I drove around for hours back and forth across the city looking for the perfect gift.

I ordered take-out three times in two weeks, and brought home dinner from Whole Foods twice. More than once, I threw away a mound of styrofoam containers. More than once I winced at my wastefulness and my inability to figure out a better way to deal with take-out.

"If I were truly green," I told myself, "I'd have supplied my own take-out containers .... Of course, If I'd had time to bring my containers to the restaurant, I wouldn't have needed take-out in the first place!"

Angst, angst, angst.

Guilt, guilt, guilt.

And in the middle of my fifth wave of neurosis, stressing about why my parents wouldn't go out of their way to get organic produce and insisted on serving conventional beef, I received an email from an old friend of mine who had recently checked out my blog.

She wrote:

"We have to go easy on ourselves sometimes and give in to the not-so-green life in order to survive, but how to fairly balance is a struggle of morals and reason!"

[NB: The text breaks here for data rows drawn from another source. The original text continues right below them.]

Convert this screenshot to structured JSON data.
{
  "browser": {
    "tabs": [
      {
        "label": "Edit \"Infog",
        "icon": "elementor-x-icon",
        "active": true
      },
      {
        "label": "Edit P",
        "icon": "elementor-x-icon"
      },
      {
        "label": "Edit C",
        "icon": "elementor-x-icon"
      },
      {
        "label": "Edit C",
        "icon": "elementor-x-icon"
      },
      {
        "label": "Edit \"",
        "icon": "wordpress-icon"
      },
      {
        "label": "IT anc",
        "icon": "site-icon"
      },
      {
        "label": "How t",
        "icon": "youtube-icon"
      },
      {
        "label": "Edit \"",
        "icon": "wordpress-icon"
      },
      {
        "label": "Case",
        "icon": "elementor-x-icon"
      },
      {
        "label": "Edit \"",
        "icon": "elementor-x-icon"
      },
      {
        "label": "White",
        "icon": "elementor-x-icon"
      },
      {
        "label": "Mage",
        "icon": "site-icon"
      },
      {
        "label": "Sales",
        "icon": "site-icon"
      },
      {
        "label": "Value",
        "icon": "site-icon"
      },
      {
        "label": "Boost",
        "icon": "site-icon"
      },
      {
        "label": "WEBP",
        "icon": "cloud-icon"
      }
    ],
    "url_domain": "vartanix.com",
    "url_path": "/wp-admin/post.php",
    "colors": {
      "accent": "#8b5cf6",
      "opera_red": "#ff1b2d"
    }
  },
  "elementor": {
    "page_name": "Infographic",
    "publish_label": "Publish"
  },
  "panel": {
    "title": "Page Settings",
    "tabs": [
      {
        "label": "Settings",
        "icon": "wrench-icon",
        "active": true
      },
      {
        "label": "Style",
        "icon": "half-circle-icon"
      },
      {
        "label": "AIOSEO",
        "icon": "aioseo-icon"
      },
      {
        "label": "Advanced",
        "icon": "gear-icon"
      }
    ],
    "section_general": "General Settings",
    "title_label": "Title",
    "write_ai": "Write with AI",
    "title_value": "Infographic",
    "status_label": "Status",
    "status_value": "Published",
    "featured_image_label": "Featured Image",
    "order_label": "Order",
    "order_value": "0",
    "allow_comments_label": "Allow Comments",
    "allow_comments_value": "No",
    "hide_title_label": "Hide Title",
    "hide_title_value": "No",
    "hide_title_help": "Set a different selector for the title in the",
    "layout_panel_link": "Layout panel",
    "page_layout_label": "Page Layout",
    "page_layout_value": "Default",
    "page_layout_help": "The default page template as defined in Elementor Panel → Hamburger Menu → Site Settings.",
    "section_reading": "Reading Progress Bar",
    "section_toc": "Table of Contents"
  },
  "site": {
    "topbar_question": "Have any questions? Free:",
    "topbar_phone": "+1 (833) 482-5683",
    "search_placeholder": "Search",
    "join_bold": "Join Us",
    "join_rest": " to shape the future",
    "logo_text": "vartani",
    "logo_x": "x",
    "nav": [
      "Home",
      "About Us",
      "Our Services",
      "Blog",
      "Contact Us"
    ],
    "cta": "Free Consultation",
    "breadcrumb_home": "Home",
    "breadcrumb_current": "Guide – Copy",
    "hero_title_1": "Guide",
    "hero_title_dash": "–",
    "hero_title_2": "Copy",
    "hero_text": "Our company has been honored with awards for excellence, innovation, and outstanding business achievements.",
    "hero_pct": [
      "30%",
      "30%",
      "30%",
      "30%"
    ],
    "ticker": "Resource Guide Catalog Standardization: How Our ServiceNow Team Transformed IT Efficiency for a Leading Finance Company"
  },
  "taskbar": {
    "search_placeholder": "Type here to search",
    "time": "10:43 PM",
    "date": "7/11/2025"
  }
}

Beautifully put. (Thanks T!)

Balance. Morals. Reason. Sanity.

So, we ate a dinner of conventional meatballs, with a side of local potatoes and greens I'd brought from home. Gluten-free homemade brownies with Guatemalan melon on the side for desert. And we bought a goat and honeybees through Heifer, and hopefully did a little good for some struggling families elsewhere in the world.

Balance.

Now, if I could only keep my balance taking all these gift boxes to the recycling bin tomorrow.